Premiership football clubs subject to repeated hacking attempts – NCSC report

The body identified attacks resulting in everything from blocked turnstiles, hacked transfer deals and fraudulent equipment sales among a raft of incidents targeting the sports sector.

In a new analysis, the NCSC found that at least 70 per cent of sports institutions suffered a cyber incident at least every 12 months and urged them to implement more robust cyber-security measures.

It highlighted a case where the emails of a Premier League team's managing director were hacked before transfer talks, resulting in the £1m fee nearly falling into the hands of the hackers.

In another incident, the turnstiles of a football club were brought to a standstill by a hack nearly leading to the cancellation of a match, while a member of staff at a racecourse lost £15,000 in a scam involving a sale on a fake version of eBay.

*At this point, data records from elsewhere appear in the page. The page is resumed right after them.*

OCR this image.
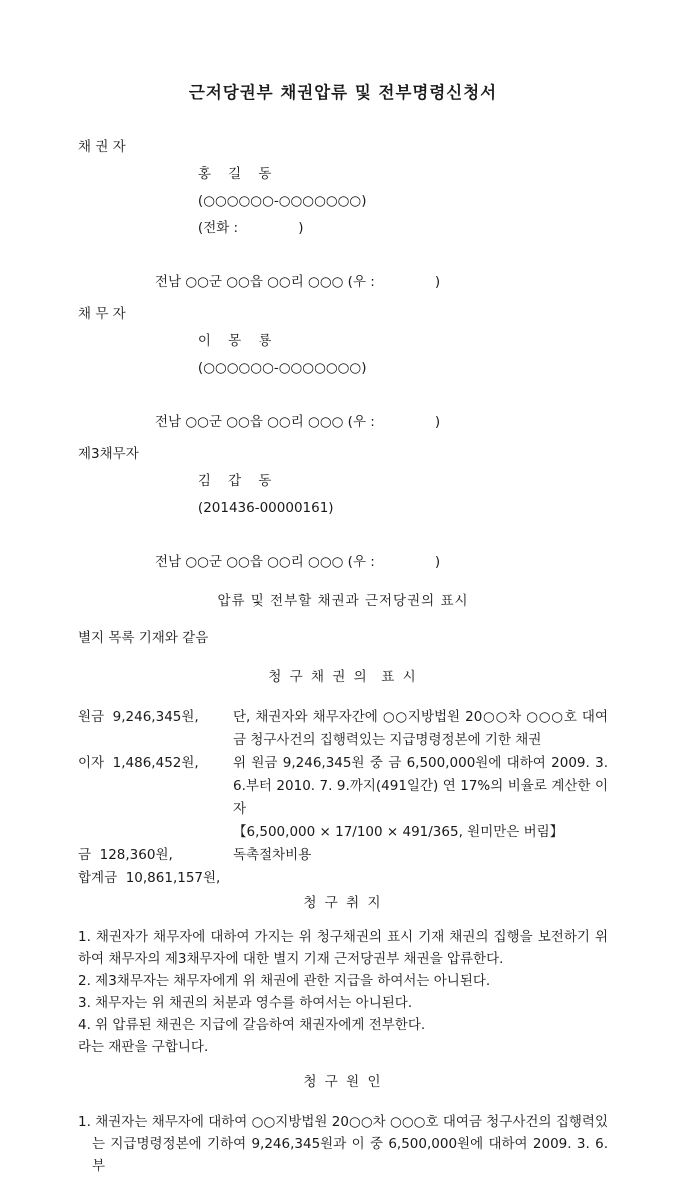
근저당권부 채권압류 및 전부명령신청서
채 권 자

홍    길    동
(○○○○○○-○○○○○○○)
(전화 :              )

전남 ○○군 ○○읍 ○○리 ○○○ (우 :              )
채 무 자

이    몽    룡
(○○○○○○-○○○○○○○)

전남 ○○군 ○○읍 ○○리 ○○○ (우 :              )
제3채무자

김    갑    동
(201436-00000161)

전남 ○○군 ○○읍 ○○리 ○○○ (우 :              )
압류 및 전부할 채권과 근저당권의 표시
별지 목록 기재와 같음
청 구 채 권 의  표 시
원금  9,246,345원,	단, 채권자와 채무자간에 ○○지방법원 20○○차 ○○○호 대여금 청구사건의 집행력있는 지급명령정본에 기한 채권
이자  1,486,452원,	위 원금 9,246,345원 중 금 6,500,000원에 대하여 2009. 3. 6.부터 2010. 7. 9.까지(491일간) 연 17%의 비율로 계산한 이자
【6,500,000 × 17/100 × 491/365, 원미만은 버림】
금  128,360원,	독촉절차비용
합계금  10,861,157원,
청 구 취 지

1. 채권자가 채무자에 대하여 가지는 위 청구채권의 표시 기재 채권의 집행을 보전하기 위하여 채무자의 제3채무자에 대한 별지 기재 근저당권부 채권을 압류한다.

2. 제3채무자는 채무자에게 위 채권에 관한 지급을 하여서는 아니된다.

3. 채무자는 위 채권의 처분과 영수를 하여서는 아니된다.

4. 위 압류된 채권은 지급에 갈음하여 채권자에게 전부한다.

라는 재판을 구합니다.

청 구 원 인

1. 채권자는 채무자에 대하여 ○○지방법원 20○○차 ○○○호 대여금 청구사건의 집행력있는 지급명령정본에 기하여 9,246,345원과 이 중 6,500,000원에 대하여 2009. 3. 6.부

The report did not identify specific clubs and individuals or who could be behind the attacks.

Paul Chichester, director of operations at the NCSC, said: “Sport is a pillar of many of our lives and we’re eagerly anticipating the return to full stadiums and a busy sporting calendar.

“While cyber security might not be an obvious consideration for the sports sector as it thinks about its return, our findings show the impact of cyber criminals cashing in on this industry is very real.

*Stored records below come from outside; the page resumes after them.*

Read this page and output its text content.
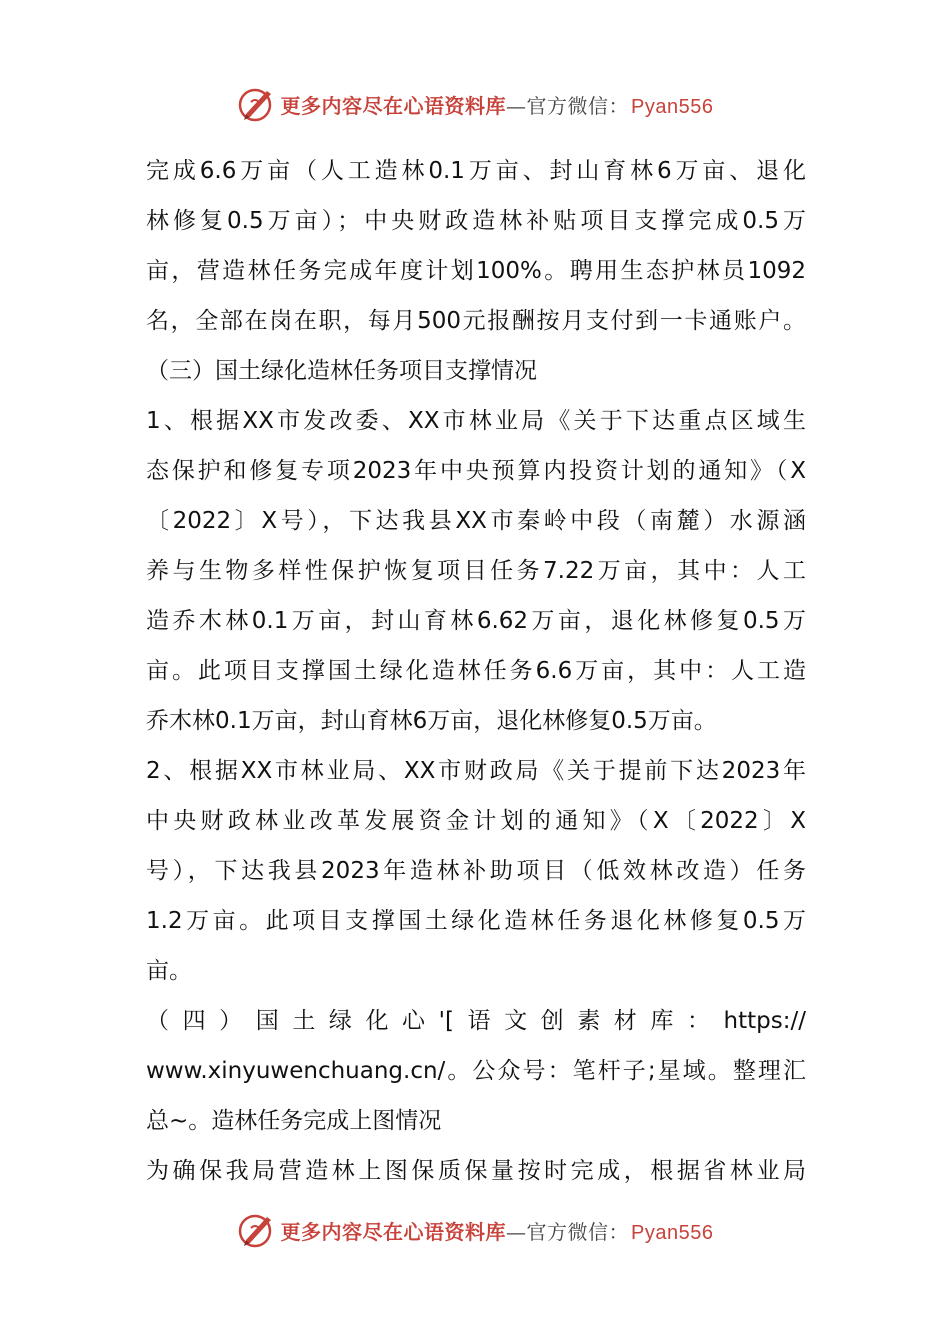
更多内容尽在心语资料库 — 官方微信： Pyan556
完成6.6万亩（人工造林0.1万亩、封山育林6万亩、退化
林修复0.5万亩）；中央财政造林补贴项目支撑完成0.5万
亩，营造林任务完成年度计划100%。聘用生态护林员1092
名，全部在岗在职，每月500元报酬按月支付到一卡通账户。
（三）国土绿化造林任务项目支撑情况
1、根据XX市发改委、XX市林业局《关于下达重点区域生
态保护和修复专项2023年中央预算内投资计划的通知》（X
〔2022〕X号），下达我县XX市秦岭中段（南麓）水源涵
养与生物多样性保护恢复项目任务7.22万亩，其中：人工
造乔木林0.1万亩，封山育林6.62万亩，退化林修复0.5万
亩。此项目支撑国土绿化造林任务6.6万亩，其中：人工造
乔木林0.1万亩，封山育林6万亩，退化林修复0.5万亩。
2、根据XX市林业局、XX市财政局《关于提前下达2023年
中央财政林业改革发展资金计划的通知》（X〔2022〕X
号），下达我县2023年造林补助项目（低效林改造）任务
1.2万亩。此项目支撑国土绿化造林任务退化林修复0.5万
亩。
（四）国土绿化心'[语文创素材库：https://
www.xinyuwenchuang.cn/。公众号：笔杆子;星域。整理汇
总~。造林任务完成上图情况
为确保我局营造林上图保质保量按时完成，根据省林业局
更多内容尽在心语资料库 — 官方微信： Pyan556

“I would urge sporting bodies to use this time to look at where they can improve their cyber security – doing so now will help protect them and millions of fans from the consequences of cyber crime.”

Sir Hugh Robertson, chair of the British Olympic Association, said in the report: “Improving cyber security across the sports sector is critical. The British Olympic Association sees this report as a crucial first step, helping sports organisations to better understand the threat and highlighting practical steps that organisation should take to improve cyber-security practices.”

In its report the NCSC said that approximately 30 per cent of incidents caused direct financial damage, averaging £10,000 each time with the biggest single loss amounting to more than £4m.

Over 70 per cent of those surveyed have experienced one cyber incident or breach in the past year – 30 per cent have recorded over five incidents during the same period.

Over 80 per cent have online business systems – such as ticketing – which process thousands of financial transactions.

Ed Macnair, CEO of cloud security firm Censornet, said: “It is hardly shocking that at least 70 per cent of sports organisations have experienced an incident or cyber breach given the prevalence of cyber attacks today.

“Sports organisations need to adopt email security that combines content analysis, threat intelligence and executive name-checking to efficiently protect themselves. Additionally, multi-factor authentication can help to protect compromised user accounts from being used for account takeover and other business email compromise scams.”